Given a series of thresholds for a data set that collapse it into one giant cluster, this will search the top fraction of threshold differences to find the largest difference. The average between the thresholds spanning that difference is the cutoff threshold defining the clonal lineage threshold.


cutoff_predictor(thresholds, fraction = 0.5)



a vector of numerics coming from mlg.filter where the threshold has been set to the maximum threshold theoretically possible.


the fraction of the data to seek the threshold.

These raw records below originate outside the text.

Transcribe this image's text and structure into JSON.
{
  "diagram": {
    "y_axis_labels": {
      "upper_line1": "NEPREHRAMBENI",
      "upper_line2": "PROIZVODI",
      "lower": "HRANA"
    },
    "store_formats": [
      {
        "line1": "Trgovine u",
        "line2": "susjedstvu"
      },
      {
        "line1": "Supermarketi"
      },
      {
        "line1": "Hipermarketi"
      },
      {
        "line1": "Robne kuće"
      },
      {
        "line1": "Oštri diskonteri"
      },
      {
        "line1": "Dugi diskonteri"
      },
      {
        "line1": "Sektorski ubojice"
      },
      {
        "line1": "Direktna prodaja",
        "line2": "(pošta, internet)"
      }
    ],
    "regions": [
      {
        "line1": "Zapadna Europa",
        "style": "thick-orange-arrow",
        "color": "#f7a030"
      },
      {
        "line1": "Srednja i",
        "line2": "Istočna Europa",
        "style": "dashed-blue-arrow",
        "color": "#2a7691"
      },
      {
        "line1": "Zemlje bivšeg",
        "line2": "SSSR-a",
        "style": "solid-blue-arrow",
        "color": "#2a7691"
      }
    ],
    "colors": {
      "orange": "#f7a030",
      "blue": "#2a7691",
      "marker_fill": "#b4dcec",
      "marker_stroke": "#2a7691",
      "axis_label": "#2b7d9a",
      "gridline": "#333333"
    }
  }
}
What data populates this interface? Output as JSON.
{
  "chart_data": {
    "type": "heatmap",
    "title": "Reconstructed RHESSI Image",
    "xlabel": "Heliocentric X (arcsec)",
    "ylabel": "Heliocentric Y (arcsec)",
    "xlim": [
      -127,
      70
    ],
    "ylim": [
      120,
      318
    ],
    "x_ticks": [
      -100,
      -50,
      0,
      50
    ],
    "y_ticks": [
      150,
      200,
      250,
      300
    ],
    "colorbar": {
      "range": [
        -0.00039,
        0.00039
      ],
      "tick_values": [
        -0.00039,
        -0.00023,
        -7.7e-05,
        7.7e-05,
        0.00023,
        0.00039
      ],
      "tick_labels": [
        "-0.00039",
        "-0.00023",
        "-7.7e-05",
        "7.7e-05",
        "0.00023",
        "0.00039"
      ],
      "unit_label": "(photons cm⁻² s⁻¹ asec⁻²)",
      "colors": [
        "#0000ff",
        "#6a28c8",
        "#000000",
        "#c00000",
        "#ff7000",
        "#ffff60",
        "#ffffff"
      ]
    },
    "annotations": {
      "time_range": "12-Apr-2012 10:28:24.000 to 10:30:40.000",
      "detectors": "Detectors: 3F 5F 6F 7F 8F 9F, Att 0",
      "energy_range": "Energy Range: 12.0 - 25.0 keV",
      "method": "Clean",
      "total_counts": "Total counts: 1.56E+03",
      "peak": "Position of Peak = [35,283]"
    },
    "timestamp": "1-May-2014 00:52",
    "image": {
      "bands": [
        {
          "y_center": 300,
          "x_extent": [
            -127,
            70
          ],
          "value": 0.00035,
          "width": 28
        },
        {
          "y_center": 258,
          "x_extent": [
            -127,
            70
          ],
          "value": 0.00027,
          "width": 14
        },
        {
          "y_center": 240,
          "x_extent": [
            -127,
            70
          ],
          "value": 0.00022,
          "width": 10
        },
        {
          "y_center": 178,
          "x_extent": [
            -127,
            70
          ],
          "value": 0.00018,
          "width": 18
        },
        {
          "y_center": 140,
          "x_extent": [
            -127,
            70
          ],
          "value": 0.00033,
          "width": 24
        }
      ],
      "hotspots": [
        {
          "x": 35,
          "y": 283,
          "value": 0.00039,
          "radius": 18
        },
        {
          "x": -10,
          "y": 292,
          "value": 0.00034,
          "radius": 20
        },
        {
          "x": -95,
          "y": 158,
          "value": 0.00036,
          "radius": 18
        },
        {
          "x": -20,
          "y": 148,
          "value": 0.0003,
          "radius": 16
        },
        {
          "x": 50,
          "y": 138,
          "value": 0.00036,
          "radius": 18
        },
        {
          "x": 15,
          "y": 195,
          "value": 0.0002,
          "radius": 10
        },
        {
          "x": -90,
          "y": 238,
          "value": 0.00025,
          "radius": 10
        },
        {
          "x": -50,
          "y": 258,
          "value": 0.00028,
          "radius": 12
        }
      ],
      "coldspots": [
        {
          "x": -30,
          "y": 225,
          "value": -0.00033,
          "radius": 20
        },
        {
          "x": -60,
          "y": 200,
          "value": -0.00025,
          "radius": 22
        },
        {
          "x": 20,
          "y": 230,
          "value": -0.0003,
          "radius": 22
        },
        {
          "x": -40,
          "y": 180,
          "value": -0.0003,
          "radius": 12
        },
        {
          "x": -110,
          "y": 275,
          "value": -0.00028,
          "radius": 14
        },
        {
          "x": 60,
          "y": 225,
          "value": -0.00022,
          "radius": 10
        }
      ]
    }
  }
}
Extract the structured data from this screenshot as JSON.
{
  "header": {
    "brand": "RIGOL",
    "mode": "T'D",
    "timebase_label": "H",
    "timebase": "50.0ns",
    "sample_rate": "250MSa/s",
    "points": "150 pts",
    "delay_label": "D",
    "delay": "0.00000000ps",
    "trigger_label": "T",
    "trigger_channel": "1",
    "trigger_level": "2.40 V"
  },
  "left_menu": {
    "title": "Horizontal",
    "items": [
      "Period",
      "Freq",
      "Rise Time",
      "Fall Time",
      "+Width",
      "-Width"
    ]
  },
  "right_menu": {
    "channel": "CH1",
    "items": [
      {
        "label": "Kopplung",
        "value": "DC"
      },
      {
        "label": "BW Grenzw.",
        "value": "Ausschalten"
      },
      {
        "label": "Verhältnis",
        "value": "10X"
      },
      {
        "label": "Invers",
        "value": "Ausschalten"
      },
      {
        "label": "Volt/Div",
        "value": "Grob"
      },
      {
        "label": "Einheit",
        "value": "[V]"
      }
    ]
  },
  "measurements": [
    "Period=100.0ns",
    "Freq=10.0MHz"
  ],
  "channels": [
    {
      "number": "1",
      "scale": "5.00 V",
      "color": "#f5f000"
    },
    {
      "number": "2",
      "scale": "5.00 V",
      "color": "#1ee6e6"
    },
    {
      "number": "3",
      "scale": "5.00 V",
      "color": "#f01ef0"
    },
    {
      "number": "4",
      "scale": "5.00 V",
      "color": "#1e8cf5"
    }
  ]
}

a numeric value representing the threshold at which multilocus lineages should be defined.


This function originally appeared in doi:10.5281/zenodo.17424 . This is a bit of a blunt instrument.


Zhian N. Kamvar


pinfreps <- fix_replen(Pinf, c(2, 2, 6, 2, 2, 2, 2, 2, 3, 3, 2))
pthresh  <- filter_stats(Pinf, distance = bruvo.dist, replen = pinfreps, 
                         plot = TRUE, stats = "THRESHOLD", threads = 1L)

# prediction for farthest neighbor
#> [1] 0.1132221

# prediction for all algorithms
sapply(pthresh, cutoff_predictor)
#>  farthest   average   nearest 
#> 0.1132221 0.1084407 0.1092773